ABSTRACT

The comparison of the adolescent boxer Hagesidamus and his trainer Ilas to Patroclus and Achilles in Pindar’s Olympian 10.16–21 and the subsequent comparison of Hagesidamus to Ganymede in Olympian 10.99–105 suggest that the relationship was in some sense pederastic, particularly in the wake of Aeschylus’ treatment of Achilles and Patroclus in these terms in Myrmidons. This possibility motivates a broader examination of the evidence for such relationships in fifth-century Greece. There is no doubt that the palaestra was a central locus for the formation of pederastic liaisons and that athletic nudity was integral to the esthetic construction of adolescent beauty. There is also no doubt that the trainer’s position afforded him regular intimacy and close physical contact with boys; several Hellenistic texts take for granted the erotic opportunities connected with the position.
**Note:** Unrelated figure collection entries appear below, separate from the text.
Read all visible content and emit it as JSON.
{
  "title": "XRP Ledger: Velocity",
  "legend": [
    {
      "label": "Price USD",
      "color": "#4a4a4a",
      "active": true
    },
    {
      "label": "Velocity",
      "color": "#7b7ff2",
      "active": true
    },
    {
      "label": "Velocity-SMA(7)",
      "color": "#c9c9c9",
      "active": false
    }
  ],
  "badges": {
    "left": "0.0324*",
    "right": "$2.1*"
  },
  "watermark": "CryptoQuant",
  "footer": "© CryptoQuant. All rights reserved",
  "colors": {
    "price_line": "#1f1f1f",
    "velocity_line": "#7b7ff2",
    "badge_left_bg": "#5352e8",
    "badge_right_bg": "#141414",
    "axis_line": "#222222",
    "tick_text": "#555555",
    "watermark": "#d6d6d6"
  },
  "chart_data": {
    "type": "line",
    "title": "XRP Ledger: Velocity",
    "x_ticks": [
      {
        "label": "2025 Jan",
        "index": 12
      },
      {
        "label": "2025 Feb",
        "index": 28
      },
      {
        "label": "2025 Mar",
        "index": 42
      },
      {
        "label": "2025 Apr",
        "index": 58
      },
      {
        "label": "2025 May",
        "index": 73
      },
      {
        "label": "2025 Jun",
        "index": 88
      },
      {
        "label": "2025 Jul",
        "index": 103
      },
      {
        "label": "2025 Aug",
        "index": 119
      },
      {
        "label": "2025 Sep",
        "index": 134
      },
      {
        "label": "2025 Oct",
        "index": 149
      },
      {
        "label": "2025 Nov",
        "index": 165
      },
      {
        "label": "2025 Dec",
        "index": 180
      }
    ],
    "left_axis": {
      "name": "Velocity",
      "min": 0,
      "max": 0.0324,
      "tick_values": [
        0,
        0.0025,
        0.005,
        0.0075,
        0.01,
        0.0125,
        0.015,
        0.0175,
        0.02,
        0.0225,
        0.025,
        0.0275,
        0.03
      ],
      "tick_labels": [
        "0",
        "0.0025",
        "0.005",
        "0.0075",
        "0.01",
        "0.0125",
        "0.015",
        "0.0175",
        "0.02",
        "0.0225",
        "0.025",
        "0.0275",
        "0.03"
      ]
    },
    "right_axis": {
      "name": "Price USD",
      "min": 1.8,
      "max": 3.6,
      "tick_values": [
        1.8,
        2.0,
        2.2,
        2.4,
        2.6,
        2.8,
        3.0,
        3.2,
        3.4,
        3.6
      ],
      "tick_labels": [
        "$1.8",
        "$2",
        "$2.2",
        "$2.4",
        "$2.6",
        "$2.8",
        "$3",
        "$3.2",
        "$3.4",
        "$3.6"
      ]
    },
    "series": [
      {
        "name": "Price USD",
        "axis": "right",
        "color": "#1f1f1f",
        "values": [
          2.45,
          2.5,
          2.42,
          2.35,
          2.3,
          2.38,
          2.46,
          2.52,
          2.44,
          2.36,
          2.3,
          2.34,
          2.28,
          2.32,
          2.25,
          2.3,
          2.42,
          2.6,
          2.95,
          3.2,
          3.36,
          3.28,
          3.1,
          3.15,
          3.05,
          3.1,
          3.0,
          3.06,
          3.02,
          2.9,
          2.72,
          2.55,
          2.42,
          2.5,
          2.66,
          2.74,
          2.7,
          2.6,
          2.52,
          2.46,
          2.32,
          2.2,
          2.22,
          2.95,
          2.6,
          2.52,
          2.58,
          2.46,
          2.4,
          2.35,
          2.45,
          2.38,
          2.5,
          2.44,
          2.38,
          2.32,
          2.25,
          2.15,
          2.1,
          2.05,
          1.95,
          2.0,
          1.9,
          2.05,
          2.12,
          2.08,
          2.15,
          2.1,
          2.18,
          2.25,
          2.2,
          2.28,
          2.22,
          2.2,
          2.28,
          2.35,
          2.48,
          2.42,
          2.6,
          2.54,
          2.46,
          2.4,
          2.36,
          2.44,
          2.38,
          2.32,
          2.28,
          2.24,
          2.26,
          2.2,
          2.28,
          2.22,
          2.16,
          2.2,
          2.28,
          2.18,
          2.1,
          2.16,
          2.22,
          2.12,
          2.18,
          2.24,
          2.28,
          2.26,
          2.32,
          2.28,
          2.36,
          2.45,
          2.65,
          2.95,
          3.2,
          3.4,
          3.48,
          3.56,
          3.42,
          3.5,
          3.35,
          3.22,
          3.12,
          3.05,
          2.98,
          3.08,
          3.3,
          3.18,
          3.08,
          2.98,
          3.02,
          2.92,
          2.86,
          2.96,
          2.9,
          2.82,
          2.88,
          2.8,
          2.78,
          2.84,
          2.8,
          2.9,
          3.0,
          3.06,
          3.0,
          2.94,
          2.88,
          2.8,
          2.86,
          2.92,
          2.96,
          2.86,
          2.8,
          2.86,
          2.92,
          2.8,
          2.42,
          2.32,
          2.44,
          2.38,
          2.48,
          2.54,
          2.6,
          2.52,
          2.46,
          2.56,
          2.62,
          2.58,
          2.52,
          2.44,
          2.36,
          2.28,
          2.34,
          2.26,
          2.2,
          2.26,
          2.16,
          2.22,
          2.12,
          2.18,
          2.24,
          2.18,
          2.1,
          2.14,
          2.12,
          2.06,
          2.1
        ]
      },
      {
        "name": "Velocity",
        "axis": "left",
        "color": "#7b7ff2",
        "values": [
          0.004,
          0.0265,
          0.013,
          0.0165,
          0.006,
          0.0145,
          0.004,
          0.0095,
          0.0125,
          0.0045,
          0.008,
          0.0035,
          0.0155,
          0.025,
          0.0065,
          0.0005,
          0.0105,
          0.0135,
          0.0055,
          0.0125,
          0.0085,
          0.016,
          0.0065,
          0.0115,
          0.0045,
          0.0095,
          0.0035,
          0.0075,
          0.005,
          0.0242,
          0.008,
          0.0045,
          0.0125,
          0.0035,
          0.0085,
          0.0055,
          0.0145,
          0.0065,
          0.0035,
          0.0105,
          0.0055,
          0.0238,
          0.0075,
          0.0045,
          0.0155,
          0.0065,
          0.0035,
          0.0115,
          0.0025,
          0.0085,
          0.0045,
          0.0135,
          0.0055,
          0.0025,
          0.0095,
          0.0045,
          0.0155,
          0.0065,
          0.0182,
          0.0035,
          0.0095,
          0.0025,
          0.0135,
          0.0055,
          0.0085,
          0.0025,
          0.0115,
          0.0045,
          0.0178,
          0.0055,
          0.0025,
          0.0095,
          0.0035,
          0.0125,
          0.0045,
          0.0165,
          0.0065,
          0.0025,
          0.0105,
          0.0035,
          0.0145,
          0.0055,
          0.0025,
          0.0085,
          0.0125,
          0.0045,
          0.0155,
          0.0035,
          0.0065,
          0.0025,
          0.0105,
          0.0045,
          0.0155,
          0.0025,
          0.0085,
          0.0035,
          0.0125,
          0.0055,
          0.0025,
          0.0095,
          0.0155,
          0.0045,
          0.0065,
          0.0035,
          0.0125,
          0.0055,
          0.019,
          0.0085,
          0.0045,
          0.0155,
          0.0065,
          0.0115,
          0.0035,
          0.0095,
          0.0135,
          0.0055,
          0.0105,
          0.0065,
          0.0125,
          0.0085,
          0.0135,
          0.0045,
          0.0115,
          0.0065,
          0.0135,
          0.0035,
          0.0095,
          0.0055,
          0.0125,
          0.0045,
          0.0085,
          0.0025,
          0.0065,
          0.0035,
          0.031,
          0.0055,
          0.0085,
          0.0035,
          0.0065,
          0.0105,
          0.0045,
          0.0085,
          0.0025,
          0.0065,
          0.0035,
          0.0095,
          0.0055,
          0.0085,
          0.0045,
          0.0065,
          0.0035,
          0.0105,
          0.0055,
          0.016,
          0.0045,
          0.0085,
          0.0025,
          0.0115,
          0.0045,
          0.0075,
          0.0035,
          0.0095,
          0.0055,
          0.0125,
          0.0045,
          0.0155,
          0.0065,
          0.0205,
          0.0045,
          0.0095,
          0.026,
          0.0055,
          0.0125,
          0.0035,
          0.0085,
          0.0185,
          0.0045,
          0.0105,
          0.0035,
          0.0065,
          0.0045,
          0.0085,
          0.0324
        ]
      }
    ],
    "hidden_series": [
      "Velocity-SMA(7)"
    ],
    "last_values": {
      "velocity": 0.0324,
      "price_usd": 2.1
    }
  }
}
The “Solonian” law presuming to protect pupils from such relationships, attested in Aeschines, was probably a late fifth-century development in reaction to their common occurrence in earlier generations. Evidence also exists for lovers acting as financial backers to boy athletes or as informal trainers. Some of the most intriguing evidence for the conflation of the trainer’s and lover’s roles can be found in red-figure vase painting of the late sixth and fifth centuries.